The insurance industry is exposing itself to steepening losses on natural catastrophe cover

    • An aerial view of Isla Pugad in the Philippines' Bulacan province to the north of Manila. Sea levels in the archipelago are rising three times faster than the global average of 3.6 mm a year. Meanwhile, sectoral groups are dialling back on their previously declared net-zero ambitions.
    • An aerial view of Isla Pugad in the Philippines' Bulacan province to the north of Manila. Sea levels in the archipelago are rising three times faster than the global average of 3.6 mm a year. Meanwhile, sectoral groups are dialling back on their previously declared net-zero ambitions. PHOTO: AFP
    Published Mon, Sep 22, 2025 · 08:00 PM

    THE United Nations Environment Programme Finance Initiative carries an emotive photograph on its insurance website – a colourful view of Venice, perhaps the best-known global city to face a biblical scale, climate change-induced flood risk. The image’s none-too-subtle message is made all the more poignant by a one-line statement that dominates the middle of the page: “The Net-Zero Insurance Alliance (NZIA) was discontinued as of 25 April 2024.”
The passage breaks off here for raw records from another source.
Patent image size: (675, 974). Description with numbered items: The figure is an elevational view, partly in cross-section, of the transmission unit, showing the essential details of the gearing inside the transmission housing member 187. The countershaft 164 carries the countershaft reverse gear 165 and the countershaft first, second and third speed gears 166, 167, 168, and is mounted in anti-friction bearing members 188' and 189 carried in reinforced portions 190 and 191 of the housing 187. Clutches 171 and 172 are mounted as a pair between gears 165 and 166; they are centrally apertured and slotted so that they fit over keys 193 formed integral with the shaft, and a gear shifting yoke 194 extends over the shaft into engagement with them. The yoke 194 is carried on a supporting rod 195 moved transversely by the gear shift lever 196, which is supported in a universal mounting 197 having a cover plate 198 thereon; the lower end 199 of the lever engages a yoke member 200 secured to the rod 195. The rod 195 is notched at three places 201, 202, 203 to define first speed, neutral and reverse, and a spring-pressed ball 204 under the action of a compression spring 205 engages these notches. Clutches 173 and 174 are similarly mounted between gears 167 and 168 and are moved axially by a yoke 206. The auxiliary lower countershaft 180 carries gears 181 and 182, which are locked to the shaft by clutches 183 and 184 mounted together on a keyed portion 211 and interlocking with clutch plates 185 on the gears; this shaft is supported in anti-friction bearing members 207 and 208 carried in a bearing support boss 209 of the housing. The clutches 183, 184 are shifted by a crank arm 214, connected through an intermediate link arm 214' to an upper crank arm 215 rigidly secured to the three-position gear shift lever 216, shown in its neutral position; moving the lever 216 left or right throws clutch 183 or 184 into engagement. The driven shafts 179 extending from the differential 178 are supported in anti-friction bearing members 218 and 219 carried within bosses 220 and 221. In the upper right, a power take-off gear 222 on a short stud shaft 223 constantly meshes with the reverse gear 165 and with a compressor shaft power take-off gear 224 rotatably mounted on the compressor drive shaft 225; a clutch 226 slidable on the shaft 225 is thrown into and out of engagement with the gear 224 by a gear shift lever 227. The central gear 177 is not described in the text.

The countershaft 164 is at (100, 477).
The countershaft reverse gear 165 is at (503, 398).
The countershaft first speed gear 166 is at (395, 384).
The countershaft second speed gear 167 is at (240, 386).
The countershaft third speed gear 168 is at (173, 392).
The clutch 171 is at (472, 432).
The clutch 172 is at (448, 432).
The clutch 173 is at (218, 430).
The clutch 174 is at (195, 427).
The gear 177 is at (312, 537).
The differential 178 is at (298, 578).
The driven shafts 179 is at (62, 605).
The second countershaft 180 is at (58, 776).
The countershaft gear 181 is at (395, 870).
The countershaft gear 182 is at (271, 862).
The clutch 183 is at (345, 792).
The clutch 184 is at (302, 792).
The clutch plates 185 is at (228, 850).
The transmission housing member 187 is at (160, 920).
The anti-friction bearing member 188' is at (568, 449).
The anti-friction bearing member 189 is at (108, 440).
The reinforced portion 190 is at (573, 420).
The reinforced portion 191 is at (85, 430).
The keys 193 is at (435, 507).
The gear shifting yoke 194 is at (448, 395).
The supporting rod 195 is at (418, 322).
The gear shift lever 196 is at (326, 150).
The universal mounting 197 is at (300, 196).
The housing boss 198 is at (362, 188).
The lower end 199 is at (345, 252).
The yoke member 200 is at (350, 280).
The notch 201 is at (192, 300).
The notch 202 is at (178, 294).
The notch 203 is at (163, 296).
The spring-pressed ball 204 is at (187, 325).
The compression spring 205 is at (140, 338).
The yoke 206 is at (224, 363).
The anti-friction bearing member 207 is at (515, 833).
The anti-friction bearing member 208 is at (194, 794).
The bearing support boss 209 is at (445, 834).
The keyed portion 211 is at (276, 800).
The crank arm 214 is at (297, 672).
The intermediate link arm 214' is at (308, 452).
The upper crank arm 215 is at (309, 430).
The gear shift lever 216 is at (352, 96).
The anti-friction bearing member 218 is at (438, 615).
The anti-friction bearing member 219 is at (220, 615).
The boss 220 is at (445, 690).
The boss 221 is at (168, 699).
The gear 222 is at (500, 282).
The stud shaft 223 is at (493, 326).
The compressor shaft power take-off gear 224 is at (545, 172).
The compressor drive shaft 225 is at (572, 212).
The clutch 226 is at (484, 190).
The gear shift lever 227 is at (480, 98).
    The NZIA was ahead of its time – and not in a good way. The initiative had been launched less than three years before that, to help green the insurance industry and nudge the global economy away from fossil fuels and towards more sustainable energy sources. It was killed off nine months before an explicitly pro-fossil fuel, climate-change denier arrived in the White House.

    Donald Trump’s election as US president also spiked the NZIA’s sister organisation, the Net Zero Asset Managers initiative, which in mid-January abruptly dropped its net-zero commitment and hid its listing of members (just as they began quitting the organisation).